慢性化する肝炎

ウイルス性の病気における症状は、共通している部分が多いと言えますが、このB型肝炎に関しても、ウイルス性のインフルエンザとよく似た症状が見られます。発熱、倦怠感、眩暈、体の震え…そういった症状が顕著にみられるようになります。ただし、これらの症状があるからと言って、全てが同一の原因に起因しているとは言い切れません。まず、B型肝炎が引き起こす症状にはいくつかの種類に分類でき、『慢性』のもの、そして『急性』のもの、そして『劇症型』のもの、があります。

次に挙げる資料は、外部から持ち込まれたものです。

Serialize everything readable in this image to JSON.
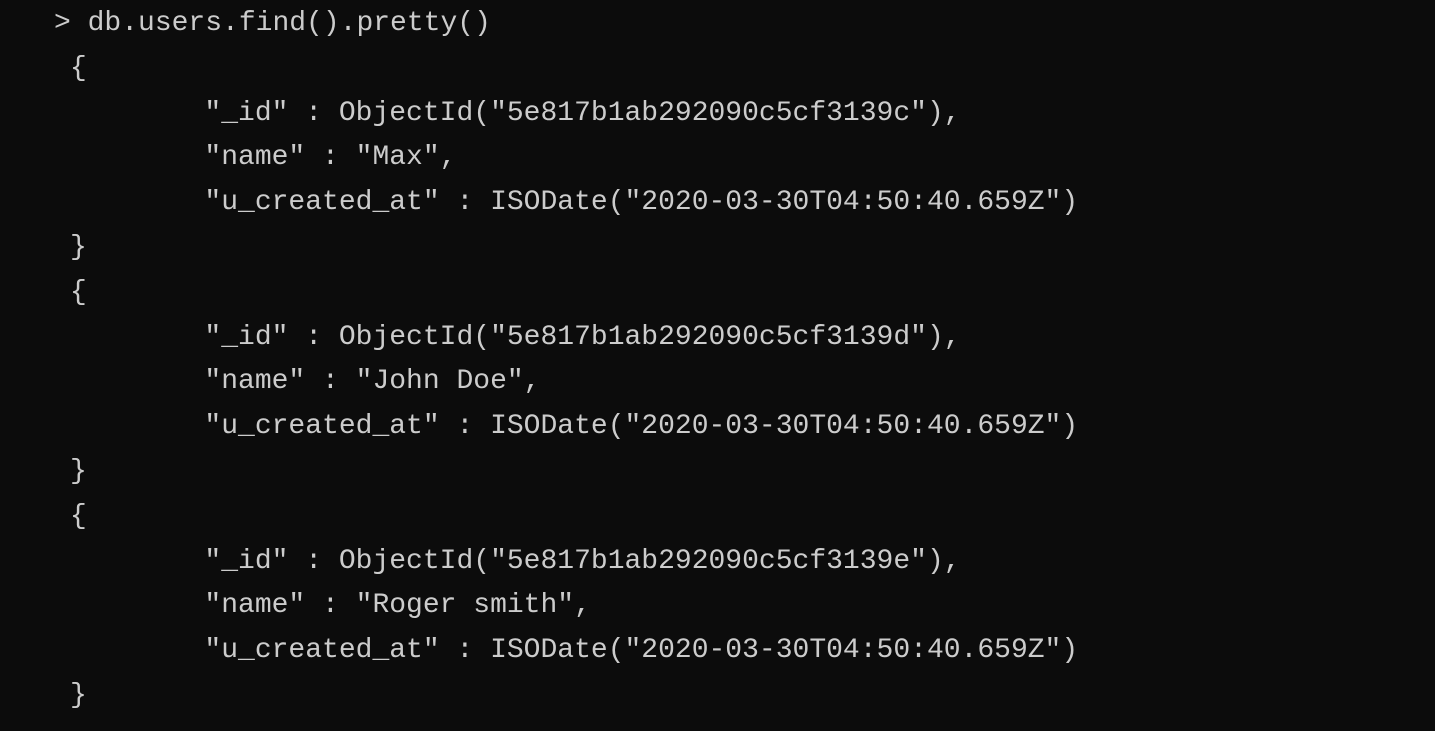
{
  "prompt": "> ",
  "command": "db.users.find().pretty()",
  "records": [
    {
      "open": "{",
      "id_line": "        \"_id\" : ObjectId(\"5e817b1ab292090c5cf3139c\"),",
      "name_line": "        \"name\" : \"Max\",",
      "created_line": "        \"u_created_at\" : ISODate(\"2020-03-30T04:50:40.659Z\")",
      "close": "}"
    },
    {
      "open": "{",
      "id_line": "        \"_id\" : ObjectId(\"5e817b1ab292090c5cf3139d\"),",
      "name_line": "        \"name\" : \"John Doe\",",
      "created_line": "        \"u_created_at\" : ISODate(\"2020-03-30T04:50:40.659Z\")",
      "close": "}"
    },
    {
      "open": "{",
      "id_line": "        \"_id\" : ObjectId(\"5e817b1ab292090c5cf3139e\"),",
      "name_line": "        \"name\" : \"Roger smith\",",
      "created_line": "        \"u_created_at\" : ISODate(\"2020-03-30T04:50:40.659Z\")",
      "close": "}"
    }
  ]
}
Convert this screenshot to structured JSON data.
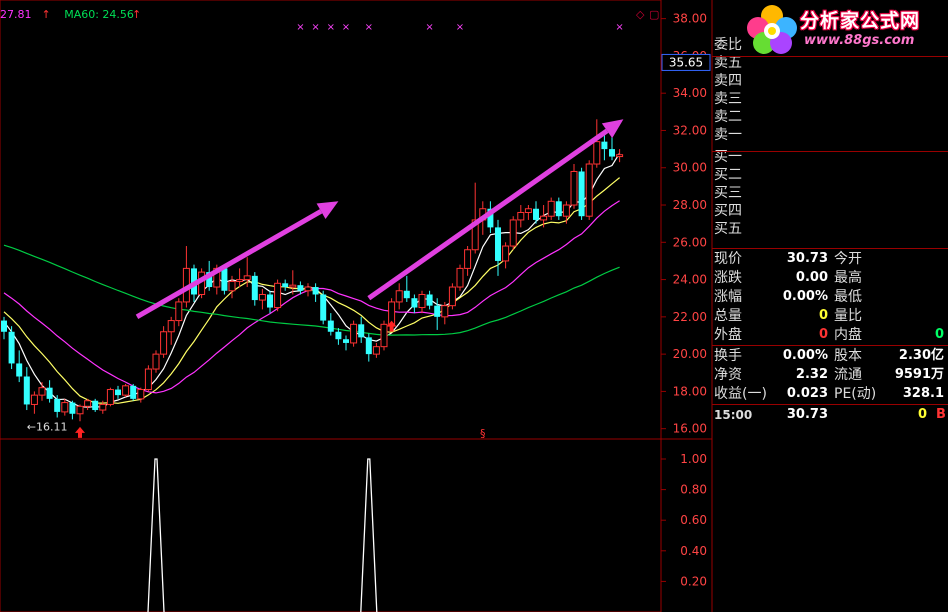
{
  "header": {
    "ma_label_1": "27.81",
    "ma_label_2": "MA60: 24.56",
    "ma_label_2_color": "#00dd55",
    "ma_label_1_color": "#ff33ff"
  },
  "logo": {
    "title": "分析家公式网",
    "url": "www.88gs.com"
  },
  "colors": {
    "up": "#ff3333",
    "down": "#33ffff",
    "grid": "#990000",
    "ma5": "#ffffff",
    "ma10": "#ffff66",
    "ma20": "#ff33ff",
    "ma60": "#00cc44",
    "arrow": "#e040e0",
    "signal": "#ffffff"
  },
  "chart_data": [
    {
      "type": "candlestick",
      "y_ticks": [
        "38.00",
        "36.00",
        "34.00",
        "32.00",
        "30.00",
        "28.00",
        "26.00",
        "24.00",
        "22.00",
        "20.00",
        "18.00",
        "16.00"
      ],
      "ylim": [
        15.5,
        39.0
      ],
      "current_price_label": "35.65",
      "low_label": "←16.11",
      "candles": [
        [
          21.8,
          22.0,
          20.8,
          21.2
        ],
        [
          21.2,
          21.5,
          19.2,
          19.5
        ],
        [
          19.5,
          20.2,
          18.5,
          18.8
        ],
        [
          18.8,
          19.3,
          17.0,
          17.3
        ],
        [
          17.3,
          18.0,
          16.8,
          17.8
        ],
        [
          17.8,
          18.5,
          17.5,
          18.2
        ],
        [
          18.2,
          18.6,
          17.4,
          17.6
        ],
        [
          17.6,
          17.8,
          16.6,
          16.9
        ],
        [
          16.9,
          17.6,
          16.7,
          17.4
        ],
        [
          17.4,
          17.5,
          16.5,
          16.8
        ],
        [
          16.8,
          17.3,
          16.4,
          17.2
        ],
        [
          17.2,
          17.6,
          17.0,
          17.5
        ],
        [
          17.5,
          17.6,
          16.9,
          17.0
        ],
        [
          17.0,
          17.5,
          16.8,
          17.3
        ],
        [
          17.3,
          18.2,
          17.2,
          18.1
        ],
        [
          18.1,
          18.3,
          17.6,
          17.8
        ],
        [
          17.8,
          18.4,
          17.7,
          18.3
        ],
        [
          18.3,
          18.4,
          17.5,
          17.6
        ],
        [
          17.6,
          18.2,
          17.4,
          18.1
        ],
        [
          18.1,
          19.4,
          18.0,
          19.2
        ],
        [
          19.2,
          20.2,
          19.0,
          20.0
        ],
        [
          20.0,
          21.5,
          19.8,
          21.2
        ],
        [
          21.2,
          22.0,
          20.5,
          21.8
        ],
        [
          21.8,
          23.0,
          21.5,
          22.8
        ],
        [
          22.8,
          25.8,
          22.5,
          24.6
        ],
        [
          24.6,
          24.8,
          22.8,
          23.2
        ],
        [
          23.2,
          24.6,
          23.0,
          24.4
        ],
        [
          24.4,
          25.0,
          23.4,
          23.6
        ],
        [
          23.6,
          24.8,
          23.2,
          24.6
        ],
        [
          24.6,
          24.8,
          23.2,
          23.4
        ],
        [
          23.4,
          24.2,
          23.0,
          23.9
        ],
        [
          23.9,
          24.6,
          23.6,
          24.0
        ],
        [
          24.0,
          25.2,
          23.6,
          24.2
        ],
        [
          24.2,
          24.4,
          22.6,
          22.9
        ],
        [
          22.9,
          23.5,
          22.4,
          23.2
        ],
        [
          23.2,
          23.4,
          22.2,
          22.5
        ],
        [
          22.5,
          24.0,
          22.3,
          23.8
        ],
        [
          23.8,
          24.0,
          23.4,
          23.6
        ],
        [
          23.6,
          24.5,
          23.2,
          23.7
        ],
        [
          23.7,
          23.9,
          23.2,
          23.4
        ],
        [
          23.4,
          23.8,
          23.1,
          23.6
        ],
        [
          23.6,
          23.8,
          22.8,
          23.2
        ],
        [
          23.2,
          23.4,
          21.6,
          21.8
        ],
        [
          21.8,
          22.2,
          21.0,
          21.2
        ],
        [
          21.2,
          21.4,
          20.5,
          20.8
        ],
        [
          20.8,
          21.0,
          20.2,
          20.6
        ],
        [
          20.6,
          21.8,
          20.4,
          21.6
        ],
        [
          21.6,
          22.0,
          20.6,
          20.9
        ],
        [
          20.9,
          21.1,
          19.6,
          20.0
        ],
        [
          20.0,
          20.6,
          19.8,
          20.4
        ],
        [
          20.4,
          21.8,
          20.2,
          21.6
        ],
        [
          21.6,
          23.0,
          21.4,
          22.8
        ],
        [
          22.8,
          23.8,
          22.4,
          23.4
        ],
        [
          23.4,
          24.2,
          22.8,
          23.0
        ],
        [
          23.0,
          23.2,
          22.2,
          22.5
        ],
        [
          22.5,
          23.4,
          22.2,
          23.2
        ],
        [
          23.2,
          23.4,
          22.4,
          22.6
        ],
        [
          22.6,
          23.0,
          21.3,
          22.0
        ],
        [
          22.0,
          22.8,
          21.6,
          22.6
        ],
        [
          22.6,
          23.8,
          22.4,
          23.6
        ],
        [
          23.6,
          24.8,
          23.4,
          24.6
        ],
        [
          24.6,
          25.8,
          24.2,
          25.6
        ],
        [
          25.6,
          29.2,
          25.4,
          27.2
        ],
        [
          27.2,
          28.2,
          26.4,
          27.8
        ],
        [
          27.8,
          28.2,
          26.5,
          26.8
        ],
        [
          26.8,
          27.2,
          24.2,
          25.0
        ],
        [
          25.0,
          26.0,
          24.6,
          25.8
        ],
        [
          25.8,
          27.4,
          25.6,
          27.2
        ],
        [
          27.2,
          28.0,
          26.8,
          27.6
        ],
        [
          27.6,
          28.0,
          27.2,
          27.8
        ],
        [
          27.8,
          28.2,
          27.0,
          27.2
        ],
        [
          27.2,
          28.0,
          26.8,
          27.4
        ],
        [
          27.4,
          28.4,
          27.2,
          28.2
        ],
        [
          28.2,
          28.4,
          27.2,
          27.4
        ],
        [
          27.4,
          28.2,
          27.0,
          28.0
        ],
        [
          28.0,
          30.2,
          27.8,
          29.8
        ],
        [
          29.8,
          30.0,
          27.2,
          27.4
        ],
        [
          27.4,
          30.4,
          27.2,
          30.2
        ],
        [
          30.2,
          32.6,
          30.0,
          31.4
        ],
        [
          31.4,
          31.8,
          30.4,
          31.0
        ],
        [
          31.0,
          32.2,
          30.4,
          30.6
        ],
        [
          30.6,
          31.0,
          30.3,
          30.7
        ]
      ],
      "ma_periods": [
        5,
        10,
        20,
        60
      ]
    },
    {
      "type": "line",
      "y_ticks": [
        "1.00",
        "0.80",
        "0.60",
        "0.40",
        "0.20"
      ],
      "ylim": [
        0,
        1.0
      ],
      "signal_indices": [
        20,
        48
      ]
    }
  ],
  "panel": {
    "order_labels": [
      "委比",
      "卖五",
      "卖四",
      "卖三",
      "卖二",
      "卖一",
      "买一",
      "买二",
      "买三",
      "买四",
      "买五"
    ],
    "quote_rows": [
      {
        "l1": "现价",
        "v1": "30.73",
        "c1": "#ffffff",
        "l2": "今开",
        "v2": "",
        "c2": "#ffffff"
      },
      {
        "l1": "涨跌",
        "v1": "0.00",
        "c1": "#ffffff",
        "l2": "最高",
        "v2": "",
        "c2": "#ffffff"
      },
      {
        "l1": "涨幅",
        "v1": "0.00%",
        "c1": "#ffffff",
        "l2": "最低",
        "v2": "",
        "c2": "#ffffff"
      },
      {
        "l1": "总量",
        "v1": "0",
        "c1": "#ffff33",
        "l2": "量比",
        "v2": "",
        "c2": "#ffffff"
      },
      {
        "l1": "外盘",
        "v1": "0",
        "c1": "#ff3333",
        "l2": "内盘",
        "v2": "0",
        "c2": "#00ff66"
      }
    ],
    "finance_rows": [
      {
        "l1": "换手",
        "v1": "0.00%",
        "l2": "股本",
        "v2": "2.30亿"
      },
      {
        "l1": "净资",
        "v1": "2.32",
        "l2": "流通",
        "v2": "9591万"
      },
      {
        "l1": "收益(一)",
        "v1": "0.023",
        "l2": "PE(动)",
        "v2": "328.1"
      }
    ],
    "tick": {
      "time": "15:00",
      "price": "30.73",
      "vol": "0",
      "side": "B"
    }
  }
}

B型急性肝炎(『type “B” acute hepatitis』)は、慢性化することもありますが、基本的には治療によって自然に治癒が可能となっています。もちろん、それが慢性化した場合は別です。慢性肝炎になった場合、当然のことながら症状が長期に及ぶため、その分肝臓への負担が大きくなり、肝硬変などを引き起こす可能性が高くなります。肝炎には『肝臓の肥大化』が見られる場合が多くあります。

ここで一番注意したいのが、『劇症化』です。B型肝炎は他の肝炎に比べてより劇症化する可能性が高い肝炎である、と言えます。もし肝炎が劇症化した場合、死亡率が大きく上昇します。肝臓の機能を司る細胞が、広範囲にわたって破壊されるためです。